A broad tumor occluding most of the nasopharyngeal cavity is shown with (A) a transoral nasopharyngoscopic view under soft palate retraction with a nelaton catheter under general anesthesia taken just before surgical exploration. The exophytic tumor occluded almost the entire nasopharyngeal cavity. (B) Computed tomography showing a 2.8×2.4 cm-sized pedunculated tumor without any submucosal infiltration. The location of the stalk was estimated to be confined around the nasopharyngeal vault and the posterior end of the nasal septum (arrow) without any adjacent invasion to parapharyngeal structures. (C) 18-FDG-positron emission tomography showing only mild 18-FDG uptake (standardized uptake value, 2.55) confined to the nasopharyngeal area. (D) Transoral nasopharyngoscopic finding 1 year after surgery.
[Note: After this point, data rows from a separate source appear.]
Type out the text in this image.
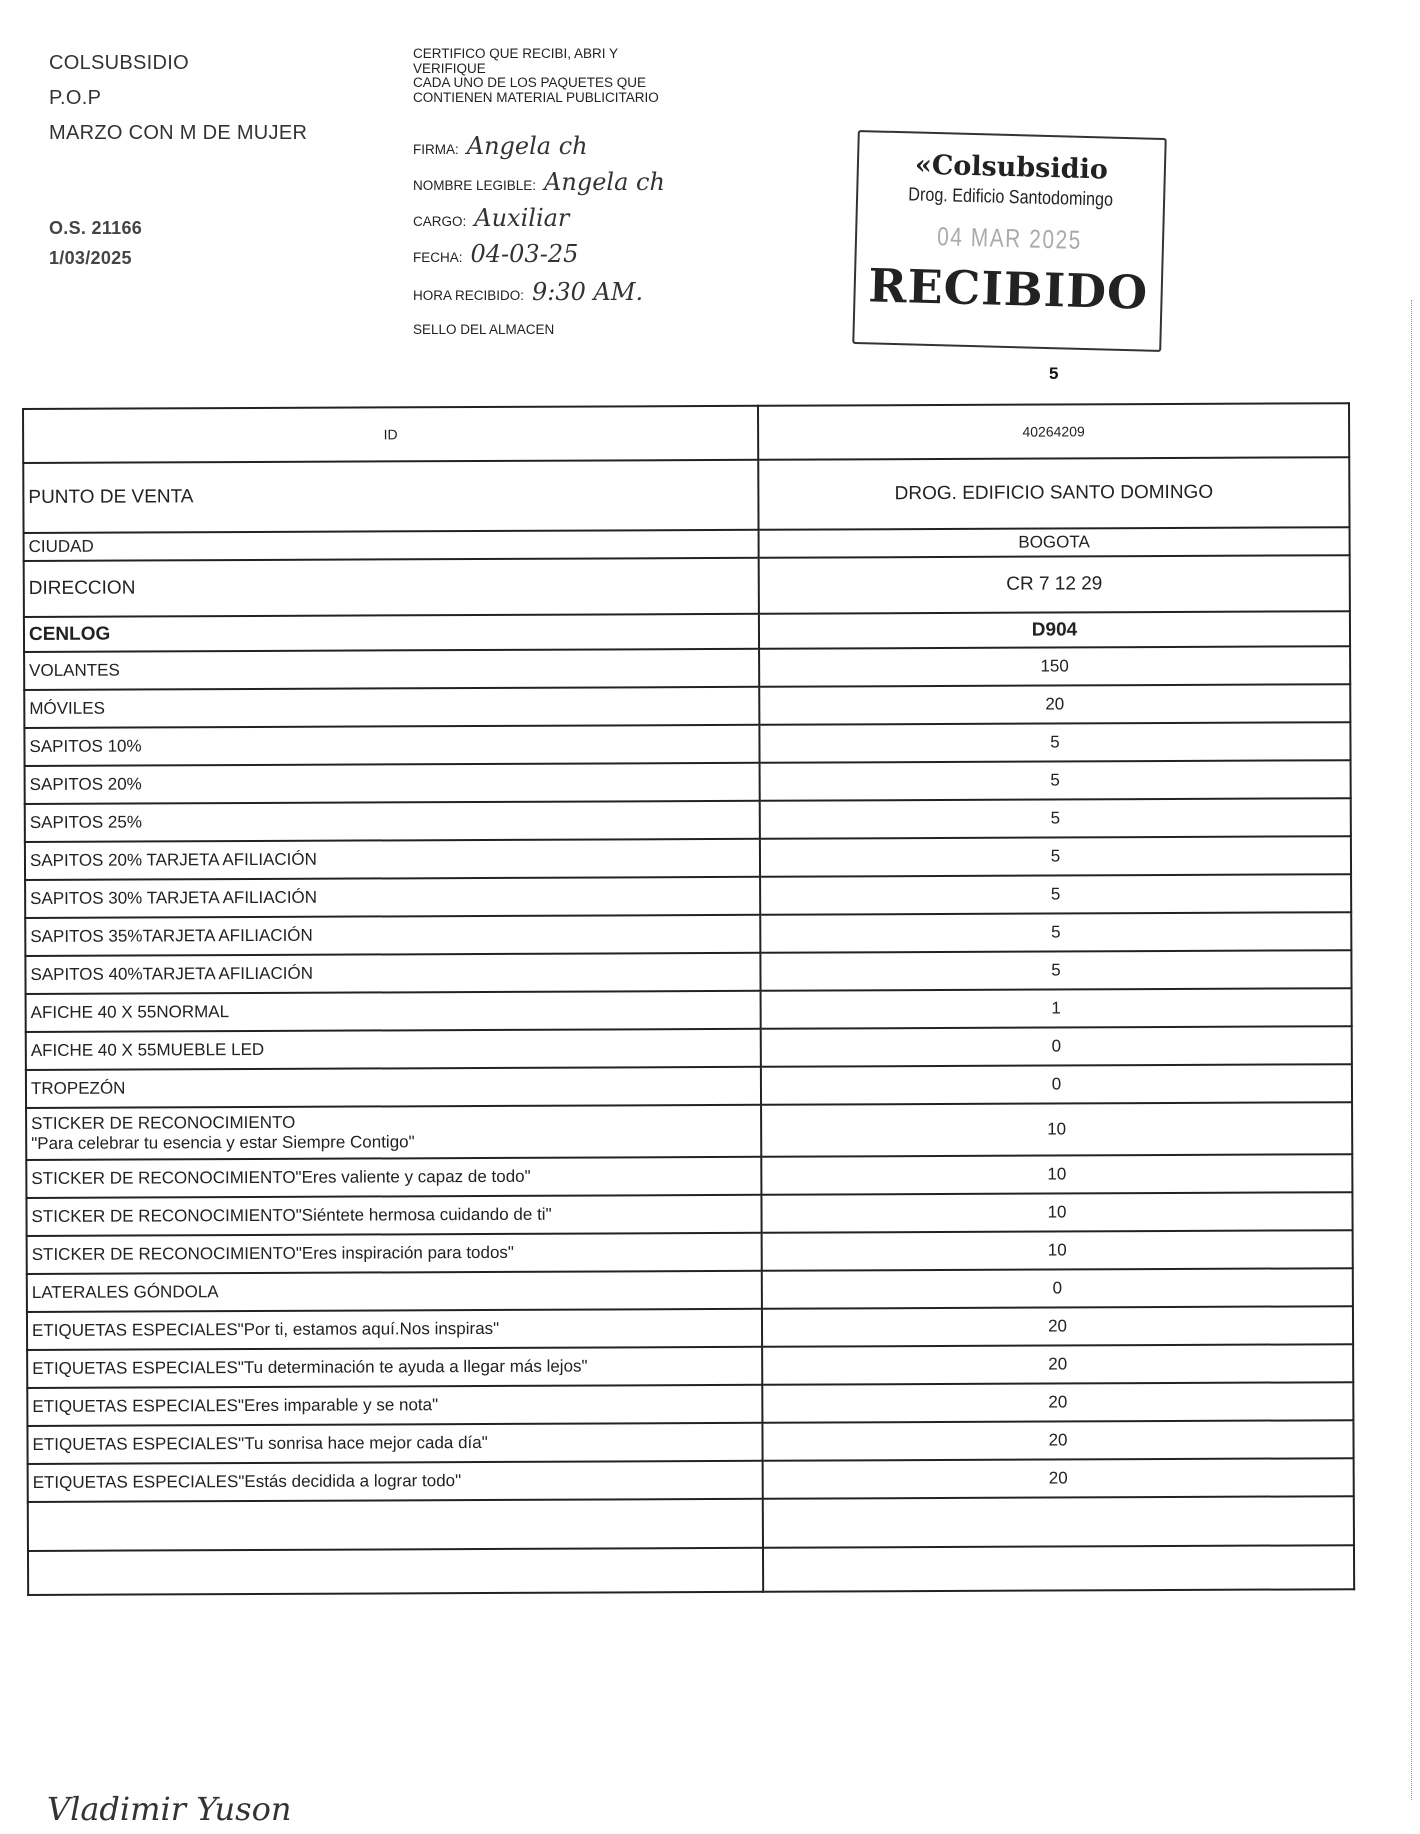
COLSUBSIDIO
P.O.P
MARZO CON M DE MUJER
O.S. 21166
1/03/2025
CERTIFICO QUE RECIBI, ABRI Y
VERIFIQUE
CADA UNO DE LOS PAQUETES QUE
CONTIENEN MATERIAL PUBLICITARIO
FIRMA: Angela ch
NOMBRE LEGIBLE: Angela ch
CARGO: Auxiliar
FECHA: 04-03-25
HORA RECIBIDO: 9:30 AM.
SELLO DEL ALMACEN
«Colsubsidio
Drog. Edificio Santodomingo
04 MAR 2025
RECIBIDO
5
ID	40264209
PUNTO DE VENTA	DROG. EDIFICIO SANTO DOMINGO
CIUDAD	BOGOTA
DIRECCION	CR 7 12 29
CENLOG	D904
VOLANTES	150
MÓVILES	20
SAPITOS 10%	5
SAPITOS 20%	5
SAPITOS 25%	5
SAPITOS 20% TARJETA AFILIACIÓN	5
SAPITOS 30% TARJETA AFILIACIÓN	5
SAPITOS 35%TARJETA AFILIACIÓN	5
SAPITOS 40%TARJETA AFILIACIÓN	5
AFICHE 40 X 55NORMAL	1
AFICHE 40 X 55MUEBLE LED	0
TROPEZÓN	0
STICKER DE RECONOCIMIENTO
"Para celebrar tu esencia y estar Siempre Contigo"	10
STICKER DE RECONOCIMIENTO"Eres valiente y capaz de todo"	10
STICKER DE RECONOCIMIENTO"Siéntete hermosa cuidando de ti"	10
STICKER DE RECONOCIMIENTO"Eres inspiración para todos"	10
LATERALES GÓNDOLA	0
ETIQUETAS ESPECIALES"Por ti, estamos aquí.Nos inspiras"	20
ETIQUETAS ESPECIALES"Tu determinación te ayuda a llegar más lejos"	20
ETIQUETAS ESPECIALES"Eres imparable y se nota"	20
ETIQUETAS ESPECIALES"Tu sonrisa hace mejor cada día"	20
ETIQUETAS ESPECIALES"Estás decidida a lograr todo"	20

Vladimir Yuson
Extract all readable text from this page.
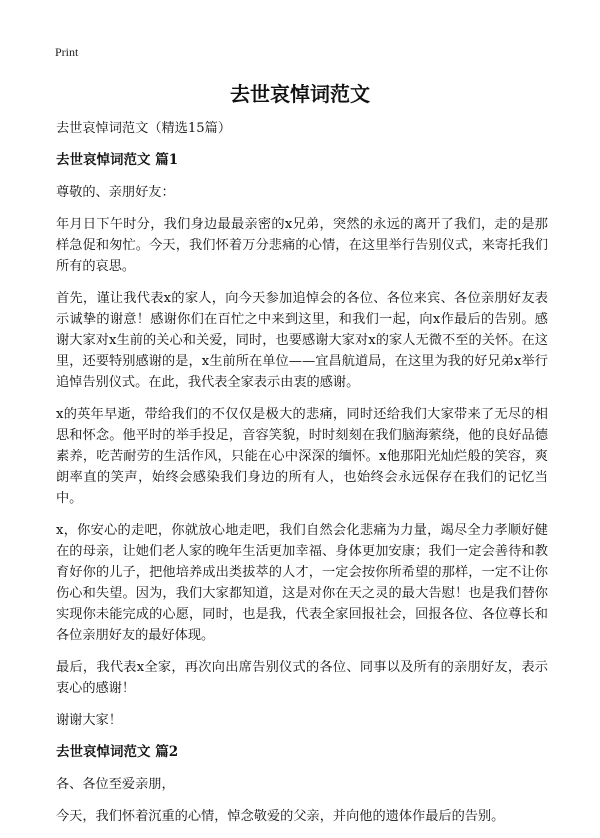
Print
去世哀悼词范文

去世哀悼词范文（精选15篇）

去世哀悼词范文 篇1

尊敬的、亲朋好友：

年月日下午时分，我们身边最最亲密的x兄弟，突然的永远的离开了我们，走的是那样急促和匆忙。今天，我们怀着万分悲痛的心情，在这里举行告别仪式，来寄托我们所有的哀思。

首先，谨让我代表x的家人，向今天参加追悼会的各位、各位来宾、各位亲朋好友表示诚挚的谢意！感谢你们在百忙之中来到这里，和我们一起，向x作最后的告别。感谢大家对x生前的关心和关爱，同时，也要感谢大家对x的家人无微不至的关怀。在这里，还要特别感谢的是，x生前所在单位——宜昌航道局，在这里为我的好兄弟x举行追悼告别仪式。在此，我代表全家表示由衷的感谢。

x的英年早逝，带给我们的不仅仅是极大的悲痛，同时还给我们大家带来了无尽的相思和怀念。他平时的举手投足，音容笑貌，时时刻刻在我们脑海萦绕，他的良好品德素养，吃苦耐劳的生活作风，只能在心中深深的缅怀。x他那阳光灿烂般的笑容，爽朗率直的笑声，始终会感染我们身边的所有人，也始终会永远保存在我们的记忆当中。

x，你安心的走吧，你就放心地走吧，我们自然会化悲痛为力量，竭尽全力孝顺好健在的母亲，让她们老人家的晚年生活更加幸福、身体更加安康；我们一定会善待和教育好你的儿子，把他培养成出类拔萃的人才，一定会按你所希望的那样，一定不让你伤心和失望。因为，我们大家都知道，这是对你在天之灵的最大告慰！也是我们替你实现你未能完成的心愿，同时，也是我，代表全家回报社会，回报各位、各位尊长和各位亲朋好友的最好体现。

最后，我代表x全家，再次向出席告别仪式的各位、同事以及所有的亲朋好友，表示衷心的感谢！

谢谢大家！

去世哀悼词范文 篇2

各、各位至爱亲朋，

今天，我们怀着沉重的心情，悼念敬爱的父亲，并向他的遗体作最后的告别。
A focal fibrotic scar was observed in the area around the previously existing stalk (arrows). No recurrence was observed. FDG, fluorodeoxyglucose.

Fig. 2

(A) Low power view (×40) showing typical papillary growth pattern of glandular epithelial cells, which is usually seen in papillary thyroid carcinoma. (B) A thin fibrovascular core was visible without calcified psammoma bodies. The cells lining these structures had bland, round-to-oval, nuclei without mitotic figures (H&E, ×200). Immunohistochemistry disclosed (C) positivity for thyroid transcription factor-1 (×200) but (D) negativity for thyroglobulin (×200).